The exhibition, which saw almost 30,000 visitors from March until early May, took three years to bring to life. The MAM’s exhibition coordinator, Tong Chong, says that pandemic uncertainty added time to the process. “We had to make a lot of adjustments, changes and reorganisations,” he notes. “In response to different prevention and control measures in various places, the exhibits were finally transported by sea, which takes longer than by land.”

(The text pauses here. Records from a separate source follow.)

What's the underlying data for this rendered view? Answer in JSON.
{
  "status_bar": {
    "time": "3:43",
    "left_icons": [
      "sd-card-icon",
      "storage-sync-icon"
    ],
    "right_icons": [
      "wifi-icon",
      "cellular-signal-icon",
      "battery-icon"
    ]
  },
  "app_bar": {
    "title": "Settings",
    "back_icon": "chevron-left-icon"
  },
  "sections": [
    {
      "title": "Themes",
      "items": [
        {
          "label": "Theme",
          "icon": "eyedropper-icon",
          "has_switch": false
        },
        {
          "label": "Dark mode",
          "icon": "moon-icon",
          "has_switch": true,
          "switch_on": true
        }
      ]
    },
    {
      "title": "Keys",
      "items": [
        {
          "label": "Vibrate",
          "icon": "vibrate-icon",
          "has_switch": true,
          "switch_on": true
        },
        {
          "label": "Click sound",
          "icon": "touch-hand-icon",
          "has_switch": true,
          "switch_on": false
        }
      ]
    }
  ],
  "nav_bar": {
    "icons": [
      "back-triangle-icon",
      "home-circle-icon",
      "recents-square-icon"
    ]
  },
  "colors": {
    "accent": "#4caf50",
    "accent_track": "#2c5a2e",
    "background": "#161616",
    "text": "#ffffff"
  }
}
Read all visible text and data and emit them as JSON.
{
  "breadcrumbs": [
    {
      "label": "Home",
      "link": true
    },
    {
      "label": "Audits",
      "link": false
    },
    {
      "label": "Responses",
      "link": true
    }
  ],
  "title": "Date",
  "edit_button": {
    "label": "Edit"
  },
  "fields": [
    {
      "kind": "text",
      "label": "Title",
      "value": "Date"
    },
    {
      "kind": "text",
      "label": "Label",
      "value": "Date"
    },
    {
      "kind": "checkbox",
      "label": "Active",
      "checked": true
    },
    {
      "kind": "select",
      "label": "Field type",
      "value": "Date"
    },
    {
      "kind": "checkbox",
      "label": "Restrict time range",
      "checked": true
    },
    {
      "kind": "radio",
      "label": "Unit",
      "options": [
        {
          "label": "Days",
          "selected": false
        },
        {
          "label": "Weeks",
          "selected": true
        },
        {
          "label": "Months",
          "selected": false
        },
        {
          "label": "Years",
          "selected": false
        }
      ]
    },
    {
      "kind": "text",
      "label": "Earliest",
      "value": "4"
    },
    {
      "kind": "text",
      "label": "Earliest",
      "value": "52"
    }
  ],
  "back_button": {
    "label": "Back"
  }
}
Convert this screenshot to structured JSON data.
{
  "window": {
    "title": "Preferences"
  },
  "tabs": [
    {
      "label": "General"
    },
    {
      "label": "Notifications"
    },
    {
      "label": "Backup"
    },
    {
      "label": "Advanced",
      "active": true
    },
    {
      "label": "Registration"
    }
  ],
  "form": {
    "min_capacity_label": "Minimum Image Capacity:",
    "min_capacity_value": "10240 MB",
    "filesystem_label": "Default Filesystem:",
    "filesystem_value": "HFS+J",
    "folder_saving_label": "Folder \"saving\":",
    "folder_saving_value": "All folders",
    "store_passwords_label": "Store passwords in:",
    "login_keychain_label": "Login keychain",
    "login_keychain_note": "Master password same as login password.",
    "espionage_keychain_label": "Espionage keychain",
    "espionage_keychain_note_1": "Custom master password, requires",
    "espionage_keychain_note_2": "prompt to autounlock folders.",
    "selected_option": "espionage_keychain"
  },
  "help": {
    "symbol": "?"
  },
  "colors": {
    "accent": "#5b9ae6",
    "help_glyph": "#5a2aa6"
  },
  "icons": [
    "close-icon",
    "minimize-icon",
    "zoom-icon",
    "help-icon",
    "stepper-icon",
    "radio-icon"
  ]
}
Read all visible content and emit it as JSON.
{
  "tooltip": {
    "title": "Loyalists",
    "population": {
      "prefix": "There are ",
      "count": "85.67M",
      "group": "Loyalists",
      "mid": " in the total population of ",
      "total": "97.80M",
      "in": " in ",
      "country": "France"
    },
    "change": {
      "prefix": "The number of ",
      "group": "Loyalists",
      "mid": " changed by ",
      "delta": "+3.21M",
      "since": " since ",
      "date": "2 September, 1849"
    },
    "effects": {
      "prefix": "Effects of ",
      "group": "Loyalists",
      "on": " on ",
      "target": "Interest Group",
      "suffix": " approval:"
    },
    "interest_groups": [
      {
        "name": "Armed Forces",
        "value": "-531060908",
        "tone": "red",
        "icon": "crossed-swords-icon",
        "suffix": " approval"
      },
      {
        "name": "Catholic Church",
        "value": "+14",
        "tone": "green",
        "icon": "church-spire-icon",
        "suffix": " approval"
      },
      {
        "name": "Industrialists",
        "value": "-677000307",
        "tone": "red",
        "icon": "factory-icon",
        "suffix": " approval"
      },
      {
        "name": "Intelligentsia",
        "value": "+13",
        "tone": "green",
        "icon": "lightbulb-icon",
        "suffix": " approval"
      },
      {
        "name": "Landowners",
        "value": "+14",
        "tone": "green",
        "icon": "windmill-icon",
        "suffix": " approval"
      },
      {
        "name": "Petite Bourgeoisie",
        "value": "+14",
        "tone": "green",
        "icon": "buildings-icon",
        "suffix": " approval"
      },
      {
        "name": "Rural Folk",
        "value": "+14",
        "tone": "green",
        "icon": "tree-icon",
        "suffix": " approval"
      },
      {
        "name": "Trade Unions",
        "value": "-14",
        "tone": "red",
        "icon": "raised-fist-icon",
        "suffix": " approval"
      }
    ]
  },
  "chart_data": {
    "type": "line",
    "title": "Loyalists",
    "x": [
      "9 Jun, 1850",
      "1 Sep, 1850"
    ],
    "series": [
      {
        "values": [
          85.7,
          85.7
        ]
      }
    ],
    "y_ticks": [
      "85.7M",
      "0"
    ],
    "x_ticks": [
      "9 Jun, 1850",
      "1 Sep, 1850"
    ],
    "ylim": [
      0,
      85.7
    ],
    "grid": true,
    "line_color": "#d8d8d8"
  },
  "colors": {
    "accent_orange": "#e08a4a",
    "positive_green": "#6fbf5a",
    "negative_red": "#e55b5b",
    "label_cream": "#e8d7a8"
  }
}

Fang Lijun travelled to Macao for the exhibition’s opening event on 3 March, to meet with the city’s art lovers. While there, he discussed his artistic inspiration and explained that he’s never been one to paint traditionally pretty scenes and subjects. Tranquil lakes, bamboo forests, graceful birds perched in plum trees – these, and their ancient symbolism, are not for him. Rather, Fang’s bold, often surreal, sometimes jarring work has its own lexicon that’s heavily laden with social commentary and emotion. His use of repetition stands for conformity; his clouds for transcendent escapism. On the bald, human figures almost ubiquitous in his work, the artist speaks of people’s unique ability to inspire emotion. “All my feelings – happiness, anger and sadness – come from people,” he said.